Todo a flor de piel, de nada vale fingir que no nos pasa nada; no vivimos en otro país y los que crecimos en medio de una vida sustentada con humanismo y lealtad a valores básicos, de familia, de amistad, de vecindad, de la dignidad del trabajo, la fe alentada por la escuela en la sociedad, el civismo, la bandera y los ideales de barrio pobre pero no marginal, de barrio residencial pero no marginador, que nos aprendimos de memoria el preámbulo de la Constitución (con mayúscula claro), que teníamos el orgullo del scout, que dejábamos una moneda limpia en la escudilla sana del indigente con la mirada entera y el linyera con sus ropas limpias, que ahorrábamos para ir comprando las cosas de la casa que alquilaríamos por una o dos décadas o siempre, proyectándola como hogar para compartir con el amor de nuestra vida y los hijos soñados, porque nadie nos pedía un trozo de médula a plazos cada vez más cortos y adicional para conservar esa ilusión. Y el oficio o el empleo o la profesión, eran estables y hasta románticos y hasta heroicos. Entonces, escuchábamos la radio y reíamos, íbamos al cine y reíamos, leíamos chistes y contábamos chistes y reíamos. Y cuando llorábamos era de emoción pura o de amor o por alguna bronca tonta. estábamos ocupados en vivir, el humor no era defensa del dolor ni el cinismo o la hipocresía la máscara de una cobardía que no teníamos ni de una indiferencia que no sentíamos. El miedo, era el de las películas de terror, o que el amor de nuestra vida nos negara casamiento o el equipo de fútbol perdiera o fuera al descenso. Y el más oculto y fuerte, perder a nuestros padres y haber perdido abuelos.

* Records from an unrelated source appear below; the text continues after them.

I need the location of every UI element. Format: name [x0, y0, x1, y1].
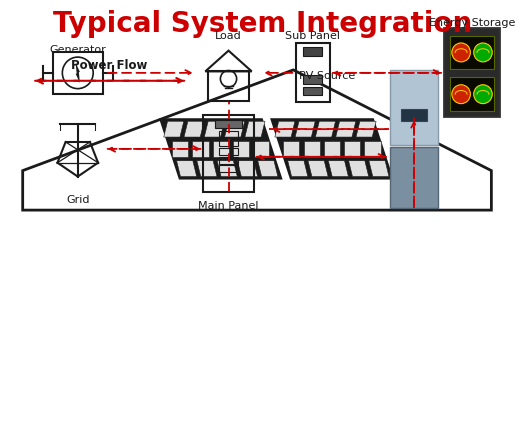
- Polygon shape: [271, 120, 392, 179]
- FancyBboxPatch shape: [390, 71, 438, 145]
- Polygon shape: [217, 161, 237, 177]
- Polygon shape: [369, 161, 389, 177]
- Text: Generator: Generator: [50, 45, 106, 55]
- Text: Power Flow: Power Flow: [72, 59, 148, 72]
- Polygon shape: [192, 141, 209, 157]
- Polygon shape: [364, 141, 380, 157]
- Polygon shape: [172, 141, 188, 157]
- Polygon shape: [324, 141, 340, 157]
- Polygon shape: [253, 141, 269, 157]
- Polygon shape: [177, 161, 197, 177]
- FancyBboxPatch shape: [450, 36, 494, 70]
- FancyBboxPatch shape: [304, 48, 322, 57]
- Circle shape: [474, 85, 492, 104]
- Polygon shape: [336, 122, 356, 138]
- Circle shape: [452, 44, 471, 63]
- Polygon shape: [238, 161, 258, 177]
- Polygon shape: [258, 161, 278, 177]
- Polygon shape: [164, 122, 184, 138]
- Polygon shape: [316, 122, 336, 138]
- Polygon shape: [245, 122, 265, 138]
- Circle shape: [474, 44, 492, 63]
- Polygon shape: [308, 161, 328, 177]
- FancyBboxPatch shape: [214, 120, 242, 128]
- Polygon shape: [328, 161, 348, 177]
- Polygon shape: [213, 141, 229, 157]
- Text: Load: Load: [215, 32, 242, 41]
- Text: Main Panel: Main Panel: [198, 201, 259, 211]
- Polygon shape: [75, 64, 80, 84]
- FancyBboxPatch shape: [401, 110, 427, 122]
- Polygon shape: [344, 141, 360, 157]
- Polygon shape: [295, 122, 315, 138]
- Text: Typical System Integration: Typical System Integration: [53, 11, 472, 39]
- Polygon shape: [197, 161, 217, 177]
- Circle shape: [452, 85, 471, 104]
- Polygon shape: [348, 161, 369, 177]
- Polygon shape: [233, 141, 249, 157]
- Polygon shape: [283, 141, 299, 157]
- Text: Grid: Grid: [66, 195, 90, 205]
- Text: Sub Panel: Sub Panel: [285, 32, 340, 41]
- Polygon shape: [204, 122, 225, 138]
- Polygon shape: [356, 122, 376, 138]
- FancyBboxPatch shape: [450, 78, 494, 112]
- Text: Energy Storage: Energy Storage: [429, 18, 515, 28]
- FancyBboxPatch shape: [304, 88, 322, 96]
- Polygon shape: [288, 161, 308, 177]
- FancyBboxPatch shape: [444, 29, 500, 118]
- Polygon shape: [304, 141, 320, 157]
- Text: PV Source: PV Source: [299, 71, 355, 81]
- Polygon shape: [184, 122, 204, 138]
- Polygon shape: [225, 122, 245, 138]
- Polygon shape: [160, 120, 281, 179]
- Polygon shape: [275, 122, 295, 138]
- FancyBboxPatch shape: [390, 148, 438, 208]
- FancyBboxPatch shape: [304, 76, 322, 85]
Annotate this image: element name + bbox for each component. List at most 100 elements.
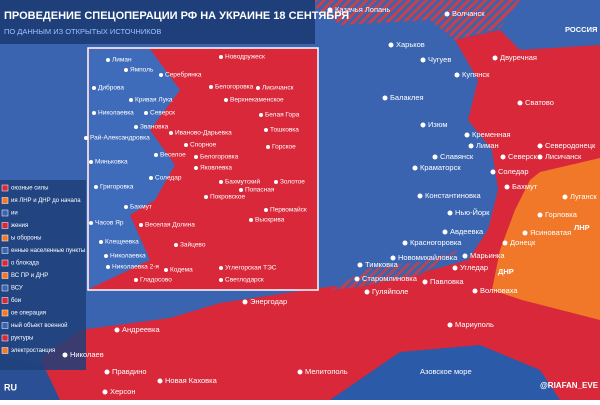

Pero ahora la piel está cada vez más fina y más en la superficie el cableado nervioso, la piedra recalentada de la cabeza por la fuerza de la presión, la sangre a punto de brotar como lava de volcán. El miedo es perder la dignidad humana, los beneficios de ser persona, la fuerza animal que nos mantenga de pie, quedarnos sin casa, sin trabajo, sin pareja, de un día para otro. Que los hijos nunca lleguen o los que llegaron se vayan. Ser aquel linyera, aquel indigente, pero sucio, de escudilla rota, de mirada enferma,... INVISIBLES incluso para aquellos que creíamos nos conocían de memoria. Así que salir a la calle, a la noche, aterra, amedrenta, porque nos recuerda lo que nos puede pasar como estado permanente. Reírse avergüenza, el sarcasmo rebaja, el grupo amontonado pero cada vez más separado, no consuela, duele. Y sabemos que aquellos a los que vamos a ver, en un teatro o un café o una radio, sienten lo que sentimos aunque no están igual de desamparados, pero son argentinos, son vecinos, tenemos la misma bandera y aprendimos el preámbulo juntos, reímos la misma risa, lloramos el mismo llanto, soñamos los mismos sueños. Y estamos igual de jodidos y confundidos. Hay en lo más íntimo un reclamo moral y un reclamo natural, a actuar. Pero pasamos demasiadas veces bajo el mismo puente y sostuvimos el mismo puente. Y estamos igual de cansados y necesitados.
¿Irse?, ¡cómo! ¿Por un rato? ¡cómo si están los que se quedan. El que pueda, lo hará. Mientras tanto, seguiremos intentando lo que podamos. Junto a La venganza o lo que fuere para cada uno un símbolo, una ilusión de vigencia representativa social y espiritualHay que seguir. Y poniendo lo mejor.